Let's hope nobody asks that same court to rule on vegetables. Pssst, hey buddy. The cops just shut down Safeway. Wanna buy some primo Mexican yams?
No way Peron will close his own club, and a forced closing would not be pretty. Weed tends not to make a person belligerent or crazed, and a lot of these people look like they barely have the strength to brush their teeth.
But they are kind of upset.
"I'm gonna handcuff myself to those rails," says Leon Mortensen, a Vietnam War POW with stomach cancer and a bullet lodged near his spine. "If they want to chop my hands off, that's up to them."
Joe Kolaski has HIV and says the pot allows him to take his medicine without barfing. "I'll march with Dennis," he says. "I'll be here.
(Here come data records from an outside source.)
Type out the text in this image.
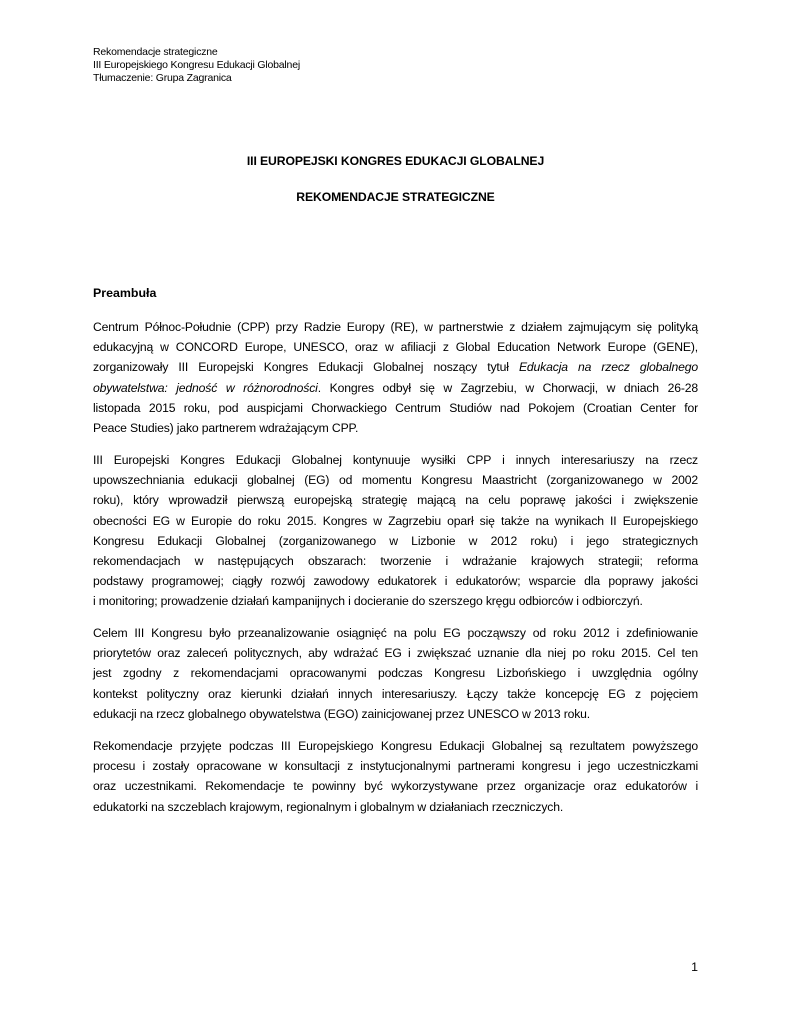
Rekomendacje strategiczne
III Europejskiego Kongresu Edukacji Globalnej
Tłumaczenie: Grupa Zagranica
III EUROPEJSKI KONGRES EDUKACJI GLOBALNEJ
REKOMENDACJE STRATEGICZNE
Preambuła
Centrum Północ-Południe (CPP) przy Radzie Europy (RE), w partnerstwie z działem zajmującym się polityką
edukacyjną w CONCORD Europe, UNESCO, oraz w afiliacji z Global Education Network Europe (GENE),
zorganizowały III Europejski Kongres Edukacji Globalnej noszący tytuł Edukacja na rzecz globalnego
obywatelstwa: jedność w różnorodności. Kongres odbył się w Zagrzebiu, w Chorwacji, w dniach 26-28
listopada 2015 roku, pod auspicjami Chorwackiego Centrum Studiów nad Pokojem (Croatian Center for
Peace Studies) jako partnerem wdrażającym CPP.
III Europejski Kongres Edukacji Globalnej kontynuuje wysiłki CPP i innych interesariuszy na rzecz
upowszechniania edukacji globalnej (EG) od momentu Kongresu Maastricht (zorganizowanego w 2002
roku), który wprowadził pierwszą europejską strategię mającą na celu poprawę jakości i zwiększenie
obecności EG w Europie do roku 2015. Kongres w Zagrzebiu oparł się także na wynikach II Europejskiego
Kongresu Edukacji Globalnej (zorganizowanego w Lizbonie w 2012 roku) i jego strategicznych
rekomendacjach w następujących obszarach: tworzenie i wdrażanie krajowych strategii; reforma
podstawy programowej; ciągły rozwój zawodowy edukatorek i edukatorów; wsparcie dla poprawy jakości
i monitoring; prowadzenie działań kampanijnych i docieranie do szerszego kręgu odbiorców i odbiorczyń.
Celem III Kongresu było przeanalizowanie osiągnięć na polu EG począwszy od roku 2012 i zdefiniowanie
priorytetów oraz zaleceń politycznych, aby wdrażać EG i zwiększać uznanie dla niej po roku 2015. Cel ten
jest zgodny z rekomendacjami opracowanymi podczas Kongresu Lizbońskiego i uwzględnia ogólny
kontekst polityczny oraz kierunki działań innych interesariuszy. Łączy także koncepcję EG z pojęciem
edukacji na rzecz globalnego obywatelstwa (EGO) zainicjowanej przez UNESCO w 2013 roku.
Rekomendacje przyjęte podczas III Europejskiego Kongresu Edukacji Globalnej są rezultatem powyższego
procesu i zostały opracowane w konsultacji z instytucjonalnymi partnerami kongresu i jego uczestniczkami
oraz uczestnikami. Rekomendacje te powinny być wykorzystywane przez organizacje oraz edukatorów i
edukatorki na szczeblach krajowym, regionalnym i globalnym w działaniach rzeczniczych.
1
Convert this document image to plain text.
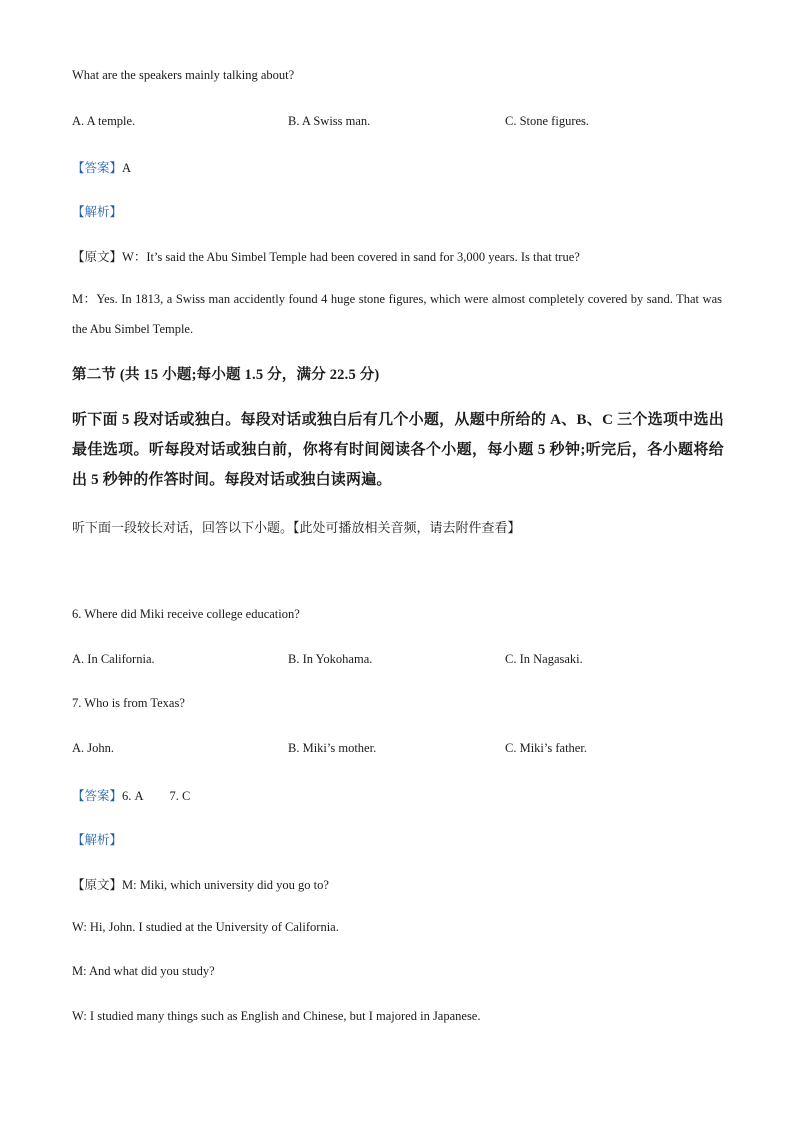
What are the speakers mainly talking about?
A. A temple.	B. A Swiss man.	C. Stone figures.
【答案】A
【解析】
【原文】W：It’s said the Abu Simbel Temple had been covered in sand for 3,000 years. Is that true?
M：Yes. In 1813, a Swiss man accidently found 4 huge stone figures, which were almost completely covered by sand. That was the Abu Simbel Temple.
第二节 (共 15 小题;每小题 1.5 分，满分 22.5 分)
听下面 5 段对话或独白。每段对话或独白后有几个小题，从题中所给的 A、B、C 三个选项中选出最佳选项。听每段对话或独白前，你将有时间阅读各个小题，每小题 5 秒钟;听完后，各小题将给出 5 秒钟的作答时间。每段对话或独白读两遍。
听下面一段较长对话，回答以下小题。【此处可播放相关音频，请去附件查看】
6. Where did Miki receive college education?
A. In California.	B. In Yokohama.	C. In Nagasaki.
7. Who is from Texas?
A. John.	B. Miki’s mother.	C. Miki’s father.
【答案】6. A 7. C
【解析】
【原文】M: Miki, which university did you go to?
W: Hi, John. I studied at the University of California.
M: And what did you study?
W: I studied many things such as English and Chinese, but I majored in Japanese.
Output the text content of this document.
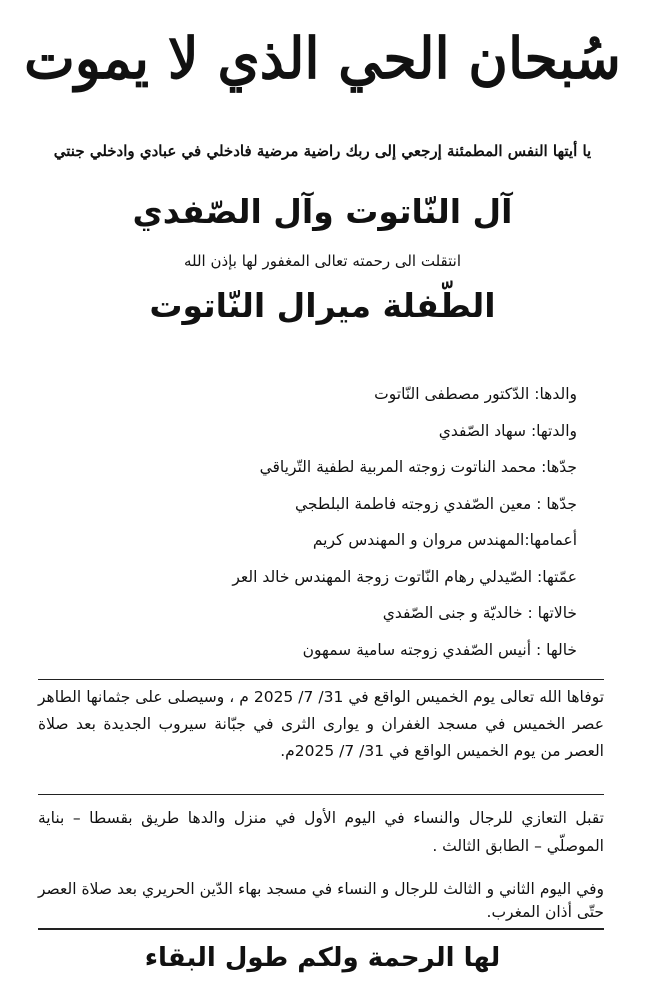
سُبحان الحي الذي لا يموت
يا أيتها النفس المطمئنة إرجعي إلى ربك راضية مرضية فادخلي في عبادي وادخلي جنتي
آل النّاتوت وآل الصّفدي
انتقلت الى رحمته تعالى المغفور لها بإذن الله
الطّفلة ميرال النّاتوت
والدها: الدّكتور مصطفى النّاتوت
والدتها: سهاد الصّفدي
جدّها: محمد الناتوت زوجته المربية لطفية التّرياقي
جدّها : معين الصّفدي زوجته فاطمة البلطجي
أعمامها:المهندس مروان و المهندس كريم
عمّتها: الصّيدلي رهام النّاتوت زوجة المهندس خالد العر
خالاتها : خالديّة و جنى الصّفدي
خالها : أنيس الصّفدي زوجته سامية سمهون

توفاها الله تعالى يوم الخميس الواقع في 31/ 7/ 2025 م ، وسيصلى على جثمانها الطاهر عصر الخميس في مسجد الغفران و يوارى الثرى في جبّانة سيروب الجديدة بعد صلاة العصر من يوم الخميس الواقع في 31/ 7/ 2025م.

تقبل التعازي للرجال والنساء في اليوم الأول في منزل والدها طريق بقسطا – بناية الموصلّي – الطابق الثالث .

وفي اليوم الثاني و الثالث للرجال و النساء في مسجد بهاء الدّين الحريري بعد صلاة العصر حتّى أذان المغرب.

لها الرحمة ولكم طول البقاء
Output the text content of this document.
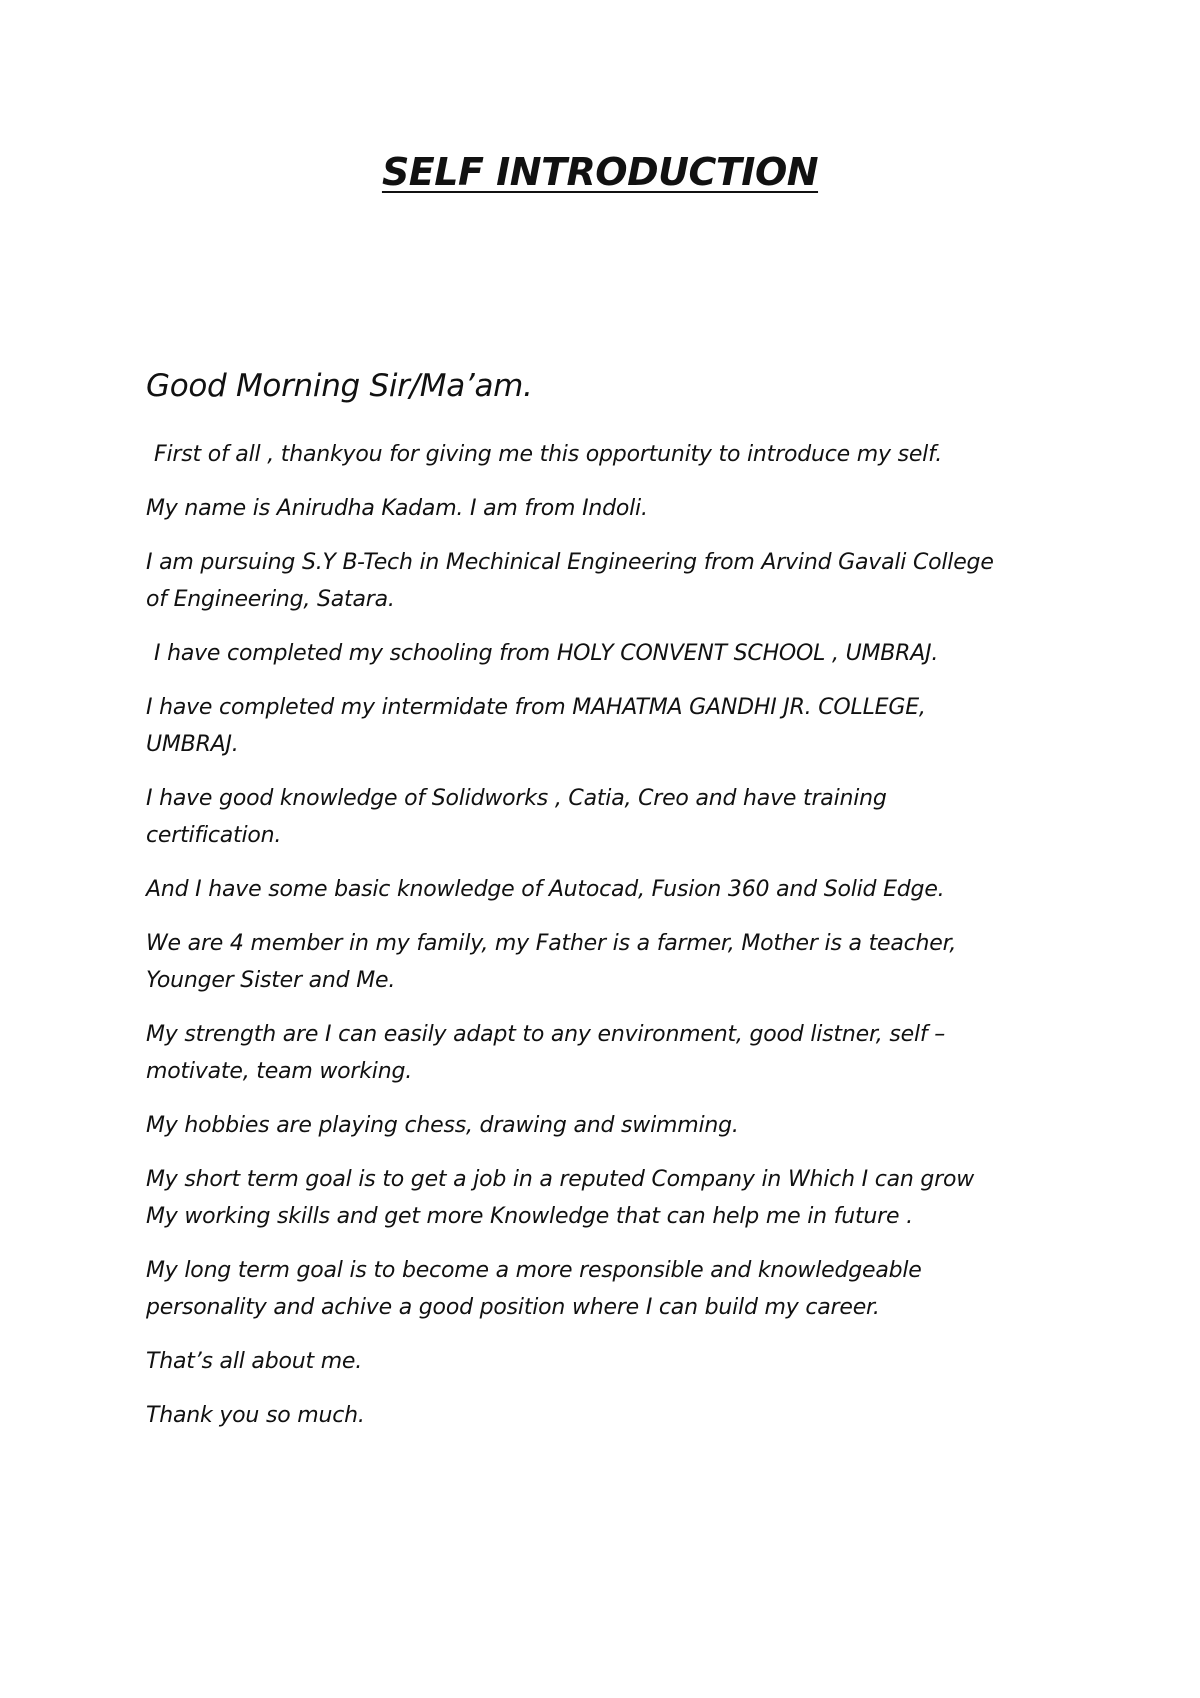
SELF INTRODUCTION

Good Morning Sir/Ma’am.

First of all , thankyou for giving me this opportunity to introduce my self.

My name is Anirudha Kadam. I am from Indoli.

I am pursuing S.Y B-Tech in Mechinical Engineering from Arvind Gavali College
of Engineering, Satara.

I have completed my schooling from HOLY CONVENT SCHOOL , UMBRAJ.

I have completed my intermidate from MAHATMA GANDHI JR. COLLEGE,
UMBRAJ.

I have good knowledge of Solidworks , Catia, Creo and have training
certification.

And I have some basic knowledge of Autocad, Fusion 360 and Solid Edge.

We are 4 member in my family, my Father is a farmer, Mother is a teacher,
Younger Sister and Me.

My strength are I can easily adapt to any environment, good listner, self –
motivate, team working.

My hobbies are playing chess, drawing and swimming.

My short term goal is to get a job in a reputed Company in Which I can grow
My working skills and get more Knowledge that can help me in future .

My long term goal is to become a more responsible and knowledgeable
personality and achive a good position where I can build my career.

That’s all about me.

Thank you so much.
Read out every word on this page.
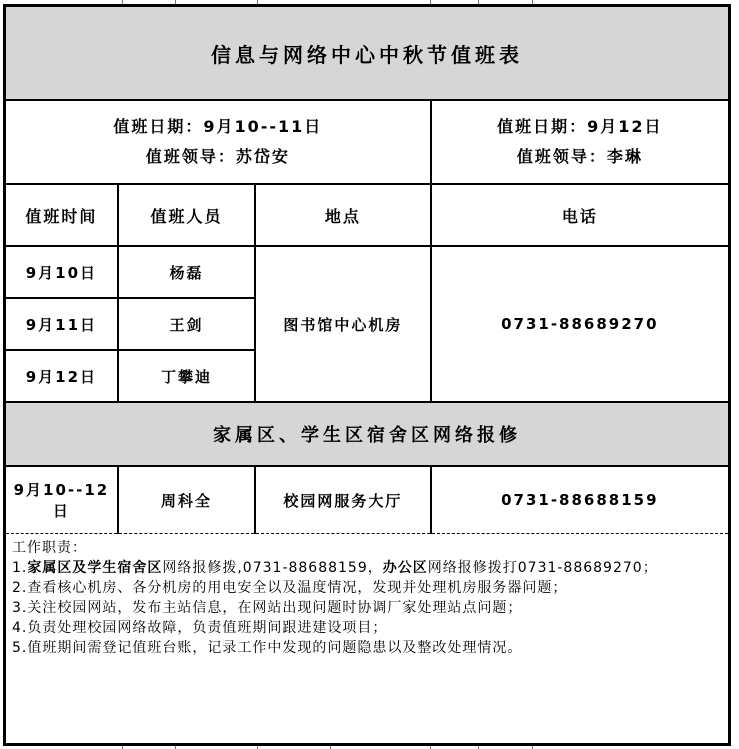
信息与网络中心中秋节值班表			

值班日期：9月10--11日
值班领导：苏岱安

值班日期：9月12日
值班领导：李琳

值班时间	值班人员	地点	电话
9月10日	杨磊	图书馆中心机房	0731-88689270
9月11日	王剑		
9月12日	丁攀迪		
家属区、学生区宿舍区网络报修			
9月10--12日	周科全	校园网服务大厅	0731-88688159

工作职责：
1.家属区及学生宿舍区网络报修拨,0731-88688159，办公区网络报修拨打0731-88689270；
2.查看核心机房、各分机房的用电安全以及温度情况，发现并处理机房服务器问题；
3.关注校园网站，发布主站信息，在网站出现问题时协调厂家处理站点问题；
4.负责处理校园网络故障，负责值班期间跟进建设项目；
5.值班期间需登记值班台账，记录工作中发现的问题隐患以及整改处理情况。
They'll throw me in jail."
I ask Larry Blumhoff if he'll resist a closing, and he says grimly, "I'll do everything in my power." He has no legs.
It might not come to that scene. Peron will appeal the ruling. Willie Brown is a solid Prop. 215 supporter, and his sense of justice for the underdog is so keen he went all the way to Oakland to defend a basketball player. San Francisco's leftish DA, Terence Hallinan, has a very low opinion of the recent court ruling.
Also, you have to wonder how much appetite our cops would have for dragging blind people and guys with no legs out of a clean, quiet pot club when the sidewalks outside are a crazed, violent carnival of crack and speed and alcohol abuse.
Dr. Pot is fairly solid on his stance.
"If we don't stop 'em this time," Peron says, "democracy is over."
I'm guessing that some people view the club as evil because on TV news shows it looks like a pot party. The four floors of the club are gaily painted and decorated. The smokers are shown smiling and chatting. Maybe it would help if Peron painted the place black and banned laughing and talking.
"Yeah," the club founder says. "There's a lot of `You don't look sick enough.' "
He's right. The only pall I noticed, aside from the quiet suffering behind the smiles, was the ticking of Lungren's clock.
Fourteen-forty-four Market Street is medicinal pot's Alamo. And as the Beastie Boys once sang, "You gotta fight for your right to par-ty."